Stuttgart. Es schwingt eine gewisse Ironie in der Stimme der Vorsitzenden des Klimasachverständigenrates mit, als sie Ende Januar im Umweltausschuss spricht. „Ich kann Ihnen die Angst nehmen. Zu viel Klimaschutz geht nicht“, sagt Maike Schmidt, Leiterin des Fachgebiets Systemanalyse beim Zentrum für Sonnenenergie- und Wasserstoff-Forschung Baden-Württemberg (ZSW). Wäre der zeitliche Ablauf nicht ein anderer, könnte man meinen, die Landesregierung hätte sich den Rat wirklich zu Herzen genommen.
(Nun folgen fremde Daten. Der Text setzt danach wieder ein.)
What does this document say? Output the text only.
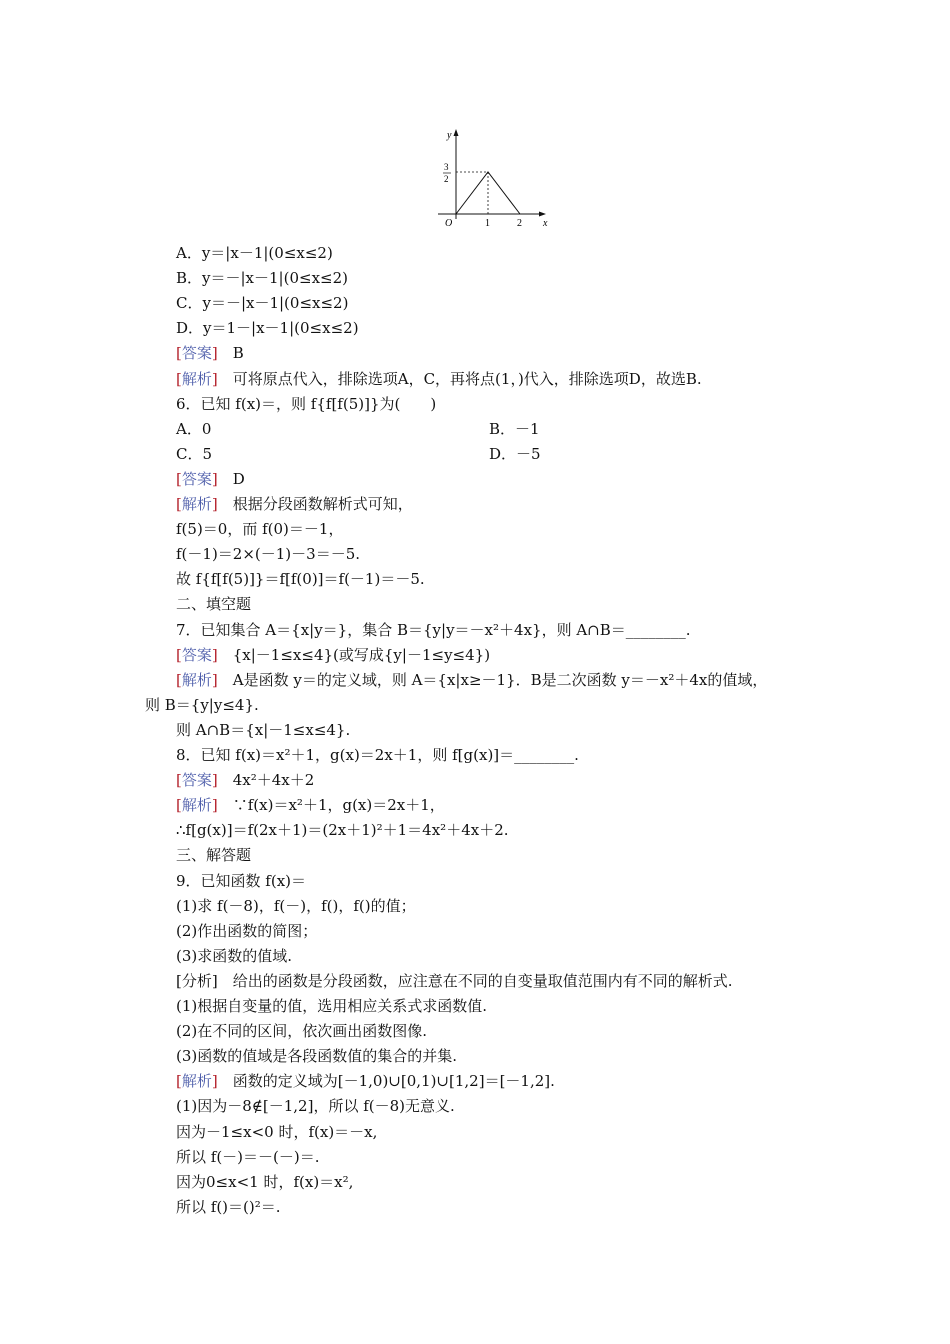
y
x
O
3
2
1	2
A．y＝|x－1|(0≤x≤2)
B．y＝－|x－1|(0≤x≤2)
C．y＝－|x－1|(0≤x≤2)
D．y＝1－|x－1|(0≤x≤2)
[答案]　 B
[解析]　 可将原点代入，排除选项A，C，再将点(1，)代入，排除选项D，故选B.
6．已知 f(x)＝，则 f{f[f(5)]}为(　　)
A．0	B．－1
C．5	D．－5
[答案]　 D
[解析]　 根据分段函数解析式可知，
f(5)＝0，而 f(0)＝－1，
f(－1)＝2×(－1)－3＝－5.
故 f{f[f(5)]}＝f[f(0)]＝f(－1)＝－5.
二、填空题
7．已知集合 A＝{x|y＝}，集合 B＝{y|y＝－x²＋4x}，则 A∩B＝________.
[答案]　 {x|－1≤x≤4}(或写成{y|－1≤y≤4})
[解析]　 A是函数 y＝的定义域，则 A＝{x|x≥－1}．B是二次函数 y＝－x²＋4x的值域，
则 B＝{y|y≤4}.
则 A∩B＝{x|－1≤x≤4}.
8．已知 f(x)＝x²＋1，g(x)＝2x＋1，则 f[g(x)]＝________.
[答案]　 4x²＋4x＋2
[解析]　 ∵f(x)＝x²＋1，g(x)＝2x＋1，
∴f[g(x)]＝f(2x＋1)＝(2x＋1)²＋1＝4x²＋4x＋2.
三、解答题
9．已知函数 f(x)＝
(1)求 f(－8)，f(－)，f()，f()的值；
(2)作出函数的简图；
(3)求函数的值域.
[分析]　给出的函数是分段函数，应注意在不同的自变量取值范围内有不同的解析式.
(1)根据自变量的值，选用相应关系式求函数值.
(2)在不同的区间，依次画出函数图像.
(3)函数的值域是各段函数值的集合的并集.
[解析]　 函数的定义域为[－1,0)∪[0,1)∪[1,2]＝[－1,2].
(1)因为－8∉[－1,2]，所以 f(－8)无意义.
因为－1≤x<0 时，f(x)＝－x,
所以 f(－)＝－(－)＝.
因为0≤x<1 时，f(x)＝x²,
所以 f()＝()²＝.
Ein Bündel von 250 Einzelaktionen haben sich die Ministerien in dem Klima-Maßnahmen-Register vorgenommen, das am Dienstag durch das Kabinett gehen soll und das dieser Zeitung vorliegt.
Das Maßnahmenregister ist gewissermaßen der Werkzeugkasten, mit dessen Hilfe das Land die Klimaziele erreichen will, die es sich im gerade novellierten Klimaschutzgesetz vorgenommen hat: eine Reduktion der Treibhausgasemissionen um 65 Prozent bis 2030 gegenüber 1990 und Treibhausgasneutralität bis 2040. Im Juni 2022 wurden bereits von Wissenschaftlern errechnete Ziele für Sektoren wie Verkehr oder Energie vorgelegt, die von führenden Wirtschaftsverbänden wiederum hart kritisiert wurden. Der klimapolitische Sprecher der FDP, Daniel Karrais, bezeichnete die Sektorziele jüngst als „reine Ideologie und Symbolpolitik“. Doch das Land hält daran fest, und nun geht es darum, wie diese erreicht werden können.
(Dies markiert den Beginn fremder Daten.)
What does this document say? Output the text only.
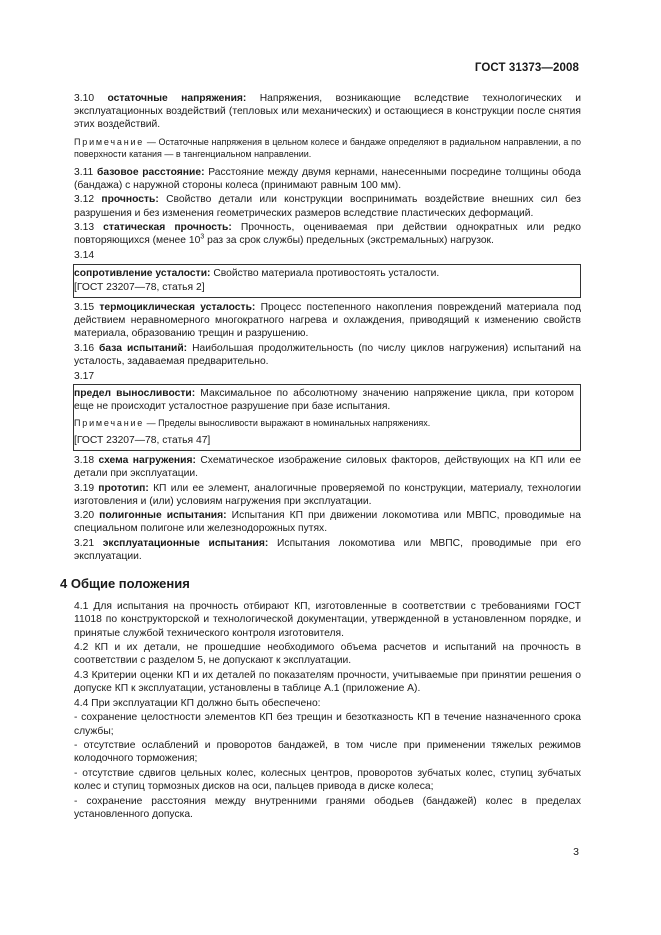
ГОСТ 31373—2008

3.10 остаточные напряжения: Напряжения, возникающие вследствие технологических и эксплуатационных воздействий (тепловых или механических) и остающиеся в конструкции после снятия этих воздействий.

Примечание — Остаточные напряжения в цельном колесе и бандаже определяют в радиальном направлении, а по поверхности катания — в тангенциальном направлении.

3.11 базовое расстояние: Расстояние между двумя кернами, нанесенными посредине толщины обода (бандажа) с наружной стороны колеса (принимают равным 100 мм).

3.12 прочность: Свойство детали или конструкции воспринимать воздействие внешних сил без разрушения и без изменения геометрических размеров вследствие пластических деформаций.

3.13 статическая прочность: Прочность, оцениваемая при действии однократных или редко повторяющихся (менее $10^3$ раз за срок службы) предельных (экстремальных) нагрузок.

3.14

сопротивление усталости: Свойство материала противостоять усталости.

[ГОСТ 23207—78, статья 2]

3.15 термоциклическая усталость: Процесс постепенного накопления повреждений материала под действием неравномерного многократного нагрева и охлаждения, приводящий к изменению свойств материала, образованию трещин и разрушению.

3.16 база испытаний: Наибольшая продолжительность (по числу циклов нагружения) испытаний на усталость, задаваемая предварительно.

3.17

предел выносливости: Максимальное по абсолютному значению напряжение цикла, при котором еще не происходит усталостное разрушение при базе испытания.

Примечание — Пределы выносливости выражают в номинальных напряжениях.

[ГОСТ 23207—78, статья 47]

3.18 схема нагружения: Схематическое изображение силовых факторов, действующих на КП или ее детали при эксплуатации.

3.19 прототип: КП или ее элемент, аналогичные проверяемой по конструкции, материалу, технологии изготовления и (или) условиям нагружения при эксплуатации.

3.20 полигонные испытания: Испытания КП при движении локомотива или МВПС, проводимые на специальном полигоне или железнодорожных путях.

3.21 эксплуатационные испытания: Испытания локомотива или МВПС, проводимые при его эксплуатации.

4 Общие положения

4.1 Для испытания на прочность отбирают КП, изготовленные в соответствии с требованиями ГОСТ 11018 по конструкторской и технологической документации, утвержденной в установленном порядке, и принятые службой технического контроля изготовителя.

4.2 КП и их детали, не прошедшие необходимого объема расчетов и испытаний на прочность в соответствии с разделом 5, не допускают к эксплуатации.

4.3 Критерии оценки КП и их деталей по показателям прочности, учитываемые при принятии решения о допуске КП к эксплуатации, установлены в таблице А.1 (приложение А).

4.4 При эксплуатации КП должно быть обеспечено:

- сохранение целостности элементов КП без трещин и безотказность КП в течение назначенного срока службы;

- отсутствие ослаблений и проворотов бандажей, в том числе при применении тяжелых режимов колодочного торможения;

- отсутствие сдвигов цельных колес, колесных центров, проворотов зубчатых колес, ступиц зубчатых колес и ступиц тормозных дисков на оси, пальцев привода в диске колеса;

- сохранение расстояния между внутренними гранями ободьев (бандажей) колес в пределах установленного допуска.

3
Und wer nun große Überraschungen erwartet, dürfte enttäuscht werden. Eine ganze Reihe von Maßnahmen, die sich im Klima-Maßnahmen-Register finden, sind längst bekannt und teilweise bereits umgesetzt. Dazu gehört die Solarpflicht auf Neubauten, dass das Land nur noch in grüne Finanzanlagen investieren will, was der Landtag jüngst beschlossen hat, oder das Jugendticket, das das Land ab März einführen wird.
20 Radschnellwege geplant
Auch die Aufstellung des Landesentwicklungsplans, bei dem der Klimaschutz in den Blick genommen werden soll, ist aufgelistet, oder auch der Ausbau des Einsatzes von Videotechnik bei Gerichtsprozessen. Auch dass die Landesverwaltung selbst klimaneutral werden will, ist keine Neuigkeit.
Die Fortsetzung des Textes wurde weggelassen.